Download or read book Symmetry Representations and Invariants written by Roe Goodman and published by Springer Science & Business Media. This book was released on 2009-07-30 with total page 731 pages. Available in PDF, EPUB and Kindle. Book excerpt: Symmetry is a key ingredient in many mathematical, physical, and biological theories. Using representation theory and invariant theory to analyze the symmetries that arise from group actions, and with strong emphasis on the geometry and basic theory of Lie groups and Lie algebras, Symmetry, Representations, and Invariants is a significant reworking of an earlier highly-acclaimed work by the authors. The result is a comprehensive introduction to Lie theory, representation theory, invariant theory, and algebraic groups, in a new presentation that is more accessible to students and includes a broader range of applications. The philosophy of the earlier book is retained, i.e., presenting the principal theorems of representation theory for the classical matrix groups as motivation for the general theory of reductive groups. The wealth of examples and discussion prepares the reader for the complete arguments now given in the general case. Key Features of Symmetry, Representations, and Invariants: (1) Early chapters suitable for honors undergraduate or beginning graduate courses, requiring only linear algebra, basic abstract algebra, and advanced calculus; (2) Applications to geometry (curvature tensors), topology (Jones polynomial via symmetry), and combinatorics (symmetric group and Young tableaux); (3) Self-contained chapters, appendices, comprehensive bibliography; (4) More than 350 exercises (most with detailed hints for solutions) further explore main concepts; (5) Serves as an excellent main text for a one-year course in Lie group theory; (6) Benefits physicists as well as mathematicians as a reference work.

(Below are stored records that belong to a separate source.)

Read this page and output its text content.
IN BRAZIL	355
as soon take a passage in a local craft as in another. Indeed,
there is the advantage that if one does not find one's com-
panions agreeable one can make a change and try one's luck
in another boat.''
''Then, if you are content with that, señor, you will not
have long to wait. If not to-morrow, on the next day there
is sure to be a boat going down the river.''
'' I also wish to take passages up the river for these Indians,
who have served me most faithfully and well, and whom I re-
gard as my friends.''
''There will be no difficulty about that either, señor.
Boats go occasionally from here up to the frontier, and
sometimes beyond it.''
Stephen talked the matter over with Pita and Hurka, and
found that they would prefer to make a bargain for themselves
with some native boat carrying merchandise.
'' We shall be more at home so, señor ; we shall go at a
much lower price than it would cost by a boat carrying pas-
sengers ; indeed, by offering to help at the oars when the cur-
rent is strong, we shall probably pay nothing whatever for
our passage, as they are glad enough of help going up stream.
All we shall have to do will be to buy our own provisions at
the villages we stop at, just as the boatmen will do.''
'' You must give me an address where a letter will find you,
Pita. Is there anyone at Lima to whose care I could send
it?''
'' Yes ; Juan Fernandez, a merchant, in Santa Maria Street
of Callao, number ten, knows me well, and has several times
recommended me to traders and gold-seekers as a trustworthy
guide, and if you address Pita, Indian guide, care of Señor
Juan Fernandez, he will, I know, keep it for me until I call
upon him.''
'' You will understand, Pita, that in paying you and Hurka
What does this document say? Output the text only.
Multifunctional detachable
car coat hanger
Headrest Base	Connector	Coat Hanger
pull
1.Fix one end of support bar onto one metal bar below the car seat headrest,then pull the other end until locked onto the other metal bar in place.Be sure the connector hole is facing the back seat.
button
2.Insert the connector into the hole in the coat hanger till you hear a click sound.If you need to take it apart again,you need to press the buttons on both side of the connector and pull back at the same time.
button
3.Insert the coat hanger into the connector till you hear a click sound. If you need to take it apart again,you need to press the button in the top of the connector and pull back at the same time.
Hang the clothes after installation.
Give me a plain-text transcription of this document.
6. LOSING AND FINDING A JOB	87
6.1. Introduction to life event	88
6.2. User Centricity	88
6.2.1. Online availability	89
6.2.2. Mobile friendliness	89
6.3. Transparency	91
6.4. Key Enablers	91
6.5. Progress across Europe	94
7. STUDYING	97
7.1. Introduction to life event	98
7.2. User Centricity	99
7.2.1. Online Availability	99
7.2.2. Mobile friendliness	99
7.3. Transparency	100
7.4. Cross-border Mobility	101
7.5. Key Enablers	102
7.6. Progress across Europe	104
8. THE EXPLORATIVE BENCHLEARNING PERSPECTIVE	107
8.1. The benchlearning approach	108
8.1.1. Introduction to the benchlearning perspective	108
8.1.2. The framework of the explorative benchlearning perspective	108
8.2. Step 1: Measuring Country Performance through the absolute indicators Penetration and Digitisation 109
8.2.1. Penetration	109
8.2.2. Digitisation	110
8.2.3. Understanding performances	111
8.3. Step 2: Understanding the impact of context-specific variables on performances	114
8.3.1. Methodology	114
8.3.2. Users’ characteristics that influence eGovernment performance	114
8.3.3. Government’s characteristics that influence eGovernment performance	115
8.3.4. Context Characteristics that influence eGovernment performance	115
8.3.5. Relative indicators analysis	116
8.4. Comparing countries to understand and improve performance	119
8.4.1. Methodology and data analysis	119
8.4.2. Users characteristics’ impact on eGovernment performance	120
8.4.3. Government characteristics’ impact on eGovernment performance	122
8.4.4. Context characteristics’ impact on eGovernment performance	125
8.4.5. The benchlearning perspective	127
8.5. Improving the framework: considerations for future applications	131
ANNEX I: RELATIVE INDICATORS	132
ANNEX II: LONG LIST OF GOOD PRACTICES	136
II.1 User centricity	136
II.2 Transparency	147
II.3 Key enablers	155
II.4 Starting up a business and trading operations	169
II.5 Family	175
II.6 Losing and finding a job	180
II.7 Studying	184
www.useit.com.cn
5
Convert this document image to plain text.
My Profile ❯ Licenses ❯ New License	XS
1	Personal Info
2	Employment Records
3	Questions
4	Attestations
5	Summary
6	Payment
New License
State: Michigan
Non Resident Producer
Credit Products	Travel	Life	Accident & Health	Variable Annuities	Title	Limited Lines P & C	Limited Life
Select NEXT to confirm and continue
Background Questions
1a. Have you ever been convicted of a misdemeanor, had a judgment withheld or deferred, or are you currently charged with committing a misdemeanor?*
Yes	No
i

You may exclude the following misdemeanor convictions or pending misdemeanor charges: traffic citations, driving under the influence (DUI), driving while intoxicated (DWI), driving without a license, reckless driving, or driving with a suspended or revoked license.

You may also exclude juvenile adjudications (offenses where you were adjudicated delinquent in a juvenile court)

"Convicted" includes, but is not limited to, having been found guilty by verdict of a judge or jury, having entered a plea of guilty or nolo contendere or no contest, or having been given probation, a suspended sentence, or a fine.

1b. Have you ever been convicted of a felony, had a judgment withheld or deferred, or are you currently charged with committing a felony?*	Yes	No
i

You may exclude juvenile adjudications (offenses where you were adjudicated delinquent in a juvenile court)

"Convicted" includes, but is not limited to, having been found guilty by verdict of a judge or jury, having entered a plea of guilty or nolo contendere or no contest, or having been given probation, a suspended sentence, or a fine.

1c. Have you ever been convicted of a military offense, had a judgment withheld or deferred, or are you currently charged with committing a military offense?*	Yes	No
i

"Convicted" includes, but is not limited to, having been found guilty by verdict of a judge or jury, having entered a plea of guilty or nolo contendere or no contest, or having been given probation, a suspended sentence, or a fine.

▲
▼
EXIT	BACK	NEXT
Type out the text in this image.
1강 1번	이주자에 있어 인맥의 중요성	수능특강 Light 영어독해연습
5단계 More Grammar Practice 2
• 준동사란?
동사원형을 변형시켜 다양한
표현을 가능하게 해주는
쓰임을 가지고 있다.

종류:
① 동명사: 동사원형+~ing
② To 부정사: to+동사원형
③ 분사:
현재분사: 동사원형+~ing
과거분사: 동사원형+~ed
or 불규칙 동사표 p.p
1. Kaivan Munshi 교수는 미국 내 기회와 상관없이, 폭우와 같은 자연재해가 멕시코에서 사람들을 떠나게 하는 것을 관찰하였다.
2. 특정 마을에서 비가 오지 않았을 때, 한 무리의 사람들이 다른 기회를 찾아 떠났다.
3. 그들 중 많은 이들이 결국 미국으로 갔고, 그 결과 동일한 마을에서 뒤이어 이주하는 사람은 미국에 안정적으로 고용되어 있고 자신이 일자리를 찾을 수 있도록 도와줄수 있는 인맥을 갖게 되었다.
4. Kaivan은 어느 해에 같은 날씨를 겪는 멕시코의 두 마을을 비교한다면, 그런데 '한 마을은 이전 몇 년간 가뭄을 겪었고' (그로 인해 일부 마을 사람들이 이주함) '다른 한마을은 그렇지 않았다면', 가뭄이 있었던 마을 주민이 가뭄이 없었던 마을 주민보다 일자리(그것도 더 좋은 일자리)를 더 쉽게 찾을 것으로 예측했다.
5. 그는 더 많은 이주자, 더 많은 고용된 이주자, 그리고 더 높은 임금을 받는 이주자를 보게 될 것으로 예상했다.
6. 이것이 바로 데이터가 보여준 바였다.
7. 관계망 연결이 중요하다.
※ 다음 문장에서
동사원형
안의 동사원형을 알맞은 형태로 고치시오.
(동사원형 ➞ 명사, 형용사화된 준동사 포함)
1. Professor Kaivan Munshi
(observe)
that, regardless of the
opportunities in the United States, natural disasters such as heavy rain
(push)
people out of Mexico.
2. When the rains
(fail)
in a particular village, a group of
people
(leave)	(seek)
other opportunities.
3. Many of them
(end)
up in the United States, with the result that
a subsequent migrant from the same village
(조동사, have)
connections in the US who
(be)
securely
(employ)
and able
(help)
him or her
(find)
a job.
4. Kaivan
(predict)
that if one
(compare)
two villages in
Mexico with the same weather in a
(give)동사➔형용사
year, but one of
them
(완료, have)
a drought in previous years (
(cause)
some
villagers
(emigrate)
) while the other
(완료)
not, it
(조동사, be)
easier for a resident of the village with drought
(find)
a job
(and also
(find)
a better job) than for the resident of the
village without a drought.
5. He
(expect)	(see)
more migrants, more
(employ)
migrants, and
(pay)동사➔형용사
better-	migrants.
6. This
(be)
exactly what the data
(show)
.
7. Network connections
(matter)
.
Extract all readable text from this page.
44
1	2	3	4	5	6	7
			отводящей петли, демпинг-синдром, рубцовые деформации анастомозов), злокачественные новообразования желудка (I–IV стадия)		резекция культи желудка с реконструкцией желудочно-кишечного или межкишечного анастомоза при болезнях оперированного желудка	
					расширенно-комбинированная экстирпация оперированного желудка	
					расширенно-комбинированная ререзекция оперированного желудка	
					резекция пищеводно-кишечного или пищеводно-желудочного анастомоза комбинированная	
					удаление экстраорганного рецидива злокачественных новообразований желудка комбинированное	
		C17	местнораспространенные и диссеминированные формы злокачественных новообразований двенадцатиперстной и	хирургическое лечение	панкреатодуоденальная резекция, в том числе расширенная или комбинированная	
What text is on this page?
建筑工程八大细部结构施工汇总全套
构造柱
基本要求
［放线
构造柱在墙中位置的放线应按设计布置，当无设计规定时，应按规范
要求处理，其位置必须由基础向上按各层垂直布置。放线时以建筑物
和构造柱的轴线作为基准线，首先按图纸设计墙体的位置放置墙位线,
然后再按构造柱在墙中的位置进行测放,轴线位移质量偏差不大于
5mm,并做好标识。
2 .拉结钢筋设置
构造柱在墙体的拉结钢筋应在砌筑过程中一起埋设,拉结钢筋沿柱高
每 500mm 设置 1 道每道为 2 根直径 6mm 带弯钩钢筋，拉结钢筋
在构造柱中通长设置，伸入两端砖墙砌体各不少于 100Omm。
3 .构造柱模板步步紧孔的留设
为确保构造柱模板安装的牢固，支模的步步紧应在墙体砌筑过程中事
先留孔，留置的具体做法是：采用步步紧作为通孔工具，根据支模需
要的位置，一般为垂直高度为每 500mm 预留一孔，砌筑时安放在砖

Download or read book Infinite Dimensional Groups and Algebras in Quantum Physics written by Johnny T. Ottesen and published by Springer Science & Business Media. This book was released on 2008-09-11 with total page 223 pages. Available in PDF, EPUB and Kindle. Book excerpt: The idea of writing this book appeared when I was working on some problems related to representations of physically relevant infinite - mensional groups of operators on physically relevant Hilbert spaces. The considerations were local, reducing the subject to dealing with representations of infinite-dimensional Lie algebras associated with the associated groups. There is a large number of specialized articles and books on parts of this subject, but to our suprise only a few represent the point of view given in this book. Moreover, none of the written material was self-contained. At present, the subject has not reached its final form and active research is still being undertaken. I present this subject of growing importance in a unified manner and by a fairly simple approach. I present a route by which students can absorb and understand the subject, only assuming that the reader is familliar with functional analysis, especially bounded and unbounded operators on Hilbert spaces. Moreover, I assume a little basic knowledge of algebras , Lie algebras, Lie groups, and manifolds- at least the definitions. The contents are presented in detail in the introduction in Chap. The manuscript of this book has been succesfully used by some advanced graduate students at Aarhus University, Denmark, in their "A-exame'. I thank them for comments.

Download or read book Invariant Theory of Finite Groups written by Mara D. Neusel and published by American Mathematical Soc.. This book was released on 2010-03-08 with total page 384 pages. Available in PDF, EPUB and Kindle. Book excerpt: The questions that have been at the center of invariant theory since the 19th century have revolved around the following themes: finiteness, computation, and special classes of invariants. This book begins with a survey of many concrete examples chosen from these themes in the algebraic, homological, and combinatorial context. In further chapters, the authors pick one or the other of these questions as a departure point and present the known answers, open problems, and methods and tools needed to obtain these answers. Chapter 2 deals with algebraic finiteness. Chapter 3 deals with combinatorial finiteness. Chapter 4 presents Noetherian finiteness. Chapter 5 addresses homological finiteness. Chapter 6 presents special classes of invariants, which deal with modular invariant theory and its particular problems and features. Chapter 7 collects results for special classes of invariants and coinvariants such as (pseudo) reflection groups and representations of low degree. If the ground field is finite, additional problems appear and are compensated for in part by the emergence of new tools. One of these is the Steenrod algebra, which the authors introduce in Chapter 8 to solve the inverse invariant theory problem, around which the authors have organized the last three chapters. The book contains numerous examples to illustrate the theory, often of more than passing interest, and an appendix on commutative graded algebra, which provides some of the required basic background. There is an extensive reference list to provide the reader with orientation to the vast literature.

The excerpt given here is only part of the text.